This phrase, for me, has over the decades come to be an all-purpose abbreviation for amoral attitudes toward reality—not because intelligence, and therefore the intelligent deployment of resources, not least money, is repugnant as such but because the phrase has always implied to me special knowledge applied for personal gain with the implication that a zero-sum game is in progress and, therefore, the gain of the smart fellow is someone else’s loss. Exploitive. The phrase also implies a relatively short time span, always. Thus it’s a now sort of thing—not the slow, laborious accumulation of acorns to get through a long, long winter.
The phrase arose this morning as Brigitte and I contemplated a pie chart showing the indebtedness of the United States, and “smart money” popped into my mind spontaneously. I went to look up the origins of the phrase. Online Etymology Dictionary finds it used first in 1926 to mean “money bet by those in the know”—thus a kind of “insider trading.” Another aspect of it, not referred to in the dictionary—but I encountered it throughout my years in business—is the use of “other people’s money” rather than your own, which people even abbreviated as OPM, always with a bit of a sly grin. Therefore huge U.S. debts to foreign sources, amounting to $25 trillion, probably triggered the abbreviation, OPM, and in turn “smart money.”

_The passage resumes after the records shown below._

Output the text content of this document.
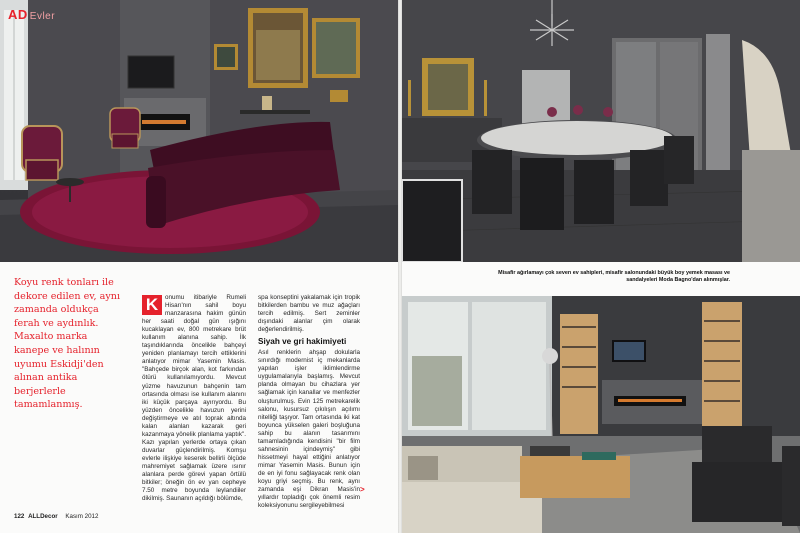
AD Evler
Koyu renk tonları ile dekore edilen ev, aynı zamanda oldukça ferah ve aydınlık. Maxalto marka kanepe ve halının uyumu Eskidji'den alınan antika berjerlerle tamamlanmış.
K	onumu itibariyle Rumeli Hisarı'nın sahil boyu manzarasına hakim günün her saati doğal gün ışığını kucaklayan ev, 800 metrekare brüt kullanım alanına sahip. İlk taşındıklarında öncelikle bahçeyi yeniden planlamayı tercih ettiklerini anlatıyor mimar Yasemin Masis. "Bahçede birçok alan, kot farkından ötürü kullanılamıyordu. Mevcut yüzme havuzunun bahçenin tam ortasında olması ise kullanım alanını iki küçük parçaya ayırıyordu. Bu yüzden öncelikle havuzun yerini değiştirmeye ve atıl toprak altında kalan alanları kazarak geri kazanmaya yönelik planlama yaptık". Kazı yapılan yerlerde ortaya çıkan duvarlar güçlendirilmiş. Komşu evlerle ilişkiye keserek bellirli ölçüde mahremiyet sağlamak üzere ısınır alanlara perde görevi yapan örtülü bitkiler; öneğin ön ev yan cepheye 7.50 metre boyunda leylandiiler dikilmiş. Saunanın açıldığı bölümde,
spa konseptini yakalamak için tropik bitkilerden bambu ve muz ağaçları tercih edilmiş. Sert zeminler dışındaki alanlar çim olarak değerlendirilmiş.
Siyah ve gri hakimiyeti
Asıl renklerin ahşap dokularla sınırdığı modernist iç mekanlarda yapılan işler iklimlendirme uygulamalarıyla başlamış. Mevcut planda olmayan bu cihazlara yer sağlamak için kanallar ve menfezler oluşturulmuş. Evin 125 metrekarelik salonu, kusursuz çıkılışın açılımı nitelliği taşıyor. Tam ortasında iki kat boyunca yükselen galeri boşluğuna sahip bu alanın tasarımını tamamladığında kendisini "bir film sahnesinin içindeymiş" gibi hissetmeyi hayal ettiğini anlatıyor mimar Yasemin Masis. Bunun için de en iyi fonu sağlayacak renk olan koyu griyi seçmiş. Bu renk, aynı zamanda eşi Dikran Masis'in yıllardır topladığı çok önemli resim koleksiyonunu sergileyebilmesi
>
Misafir ağırlamayı çok seven ev sahipleri, misafir salonundaki büyük boy yemek masası ve sandalyeleri Moda Bagno'dan alınmışlar.
122 ALLDecor Kasım 2012
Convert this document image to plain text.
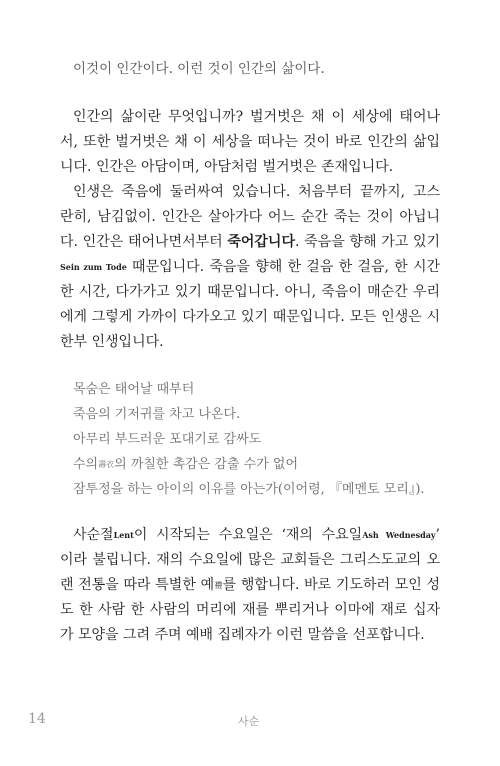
이것이 인간이다. 이런 것이 인간의 삶이다.

인간의 삶이란 무엇입니까? 벌거벗은 채 이 세상에 태어나

서, 또한 벌거벗은 채 이 세상을 떠나는 것이 바로 인간의 삶입

니다. 인간은 아담이며, 아담처럼 벌거벗은 존재입니다.

인생은 죽음에 둘러싸여 있습니다. 처음부터 끝까지, 고스

란히, 남김없이. 인간은 살아가다 어느 순간 죽는 것이 아닙니

다. 인간은 태어나면서부터 죽어갑니다. 죽음을 향해 가고 있기

Sein zum Tode 때문입니다. 죽음을 향해 한 걸음 한 걸음, 한 시간

한 시간, 다가가고 있기 때문입니다. 아니, 죽음이 매순간 우리

에게 그렇게 가까이 다가오고 있기 때문입니다. 모든 인생은 시

한부 인생입니다.

목숨은 태어날 때부터

죽음의 기저귀를 차고 나온다.

아무리 부드러운 포대기로 감싸도

수의壽衣의 까칠한 촉감은 감출 수가 없어

잠투정을 하는 아이의 이유를 아는가(이어령, 『메멘토 모리』).

사순절Lent이 시작되는 수요일은 ‘재의 수요일Ash Wednesday’

이라 불립니다. 재의 수요일에 많은 교회들은 그리스도교의 오

랜 전통을 따라 특별한 예禮를 행합니다. 바로 기도하러 모인 성

도 한 사람 한 사람의 머리에 재를 뿌리거나 이마에 재로 십자

가 모양을 그려 주며 예배 집례자가 이런 말씀을 선포합니다.

14	사순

What I hadn’t realized is that this same phrase had been used to mean something quite different in the seventeenth century, namely “‘money paid to sailors, soldiers, workers, etc., who have been disabled while on the job’ (1690s)”. In this phrase, the word “smart” refers to the verb, namely to hurt, to smart. Money for suffering, in other words. This got me interested in the origins of to smart. Turns out that the verb derives from the West Germanic root smert-. Knowing German well, the word schmerzen, to hurt, immediately came to mind.
Now my mind put two things together. The overlaid hurt and the witty meanings of smart—and the short-term nature of smart money dealings. And it occurred to me that smart money activities, when viewed in the long term, ultimately always produce—pain.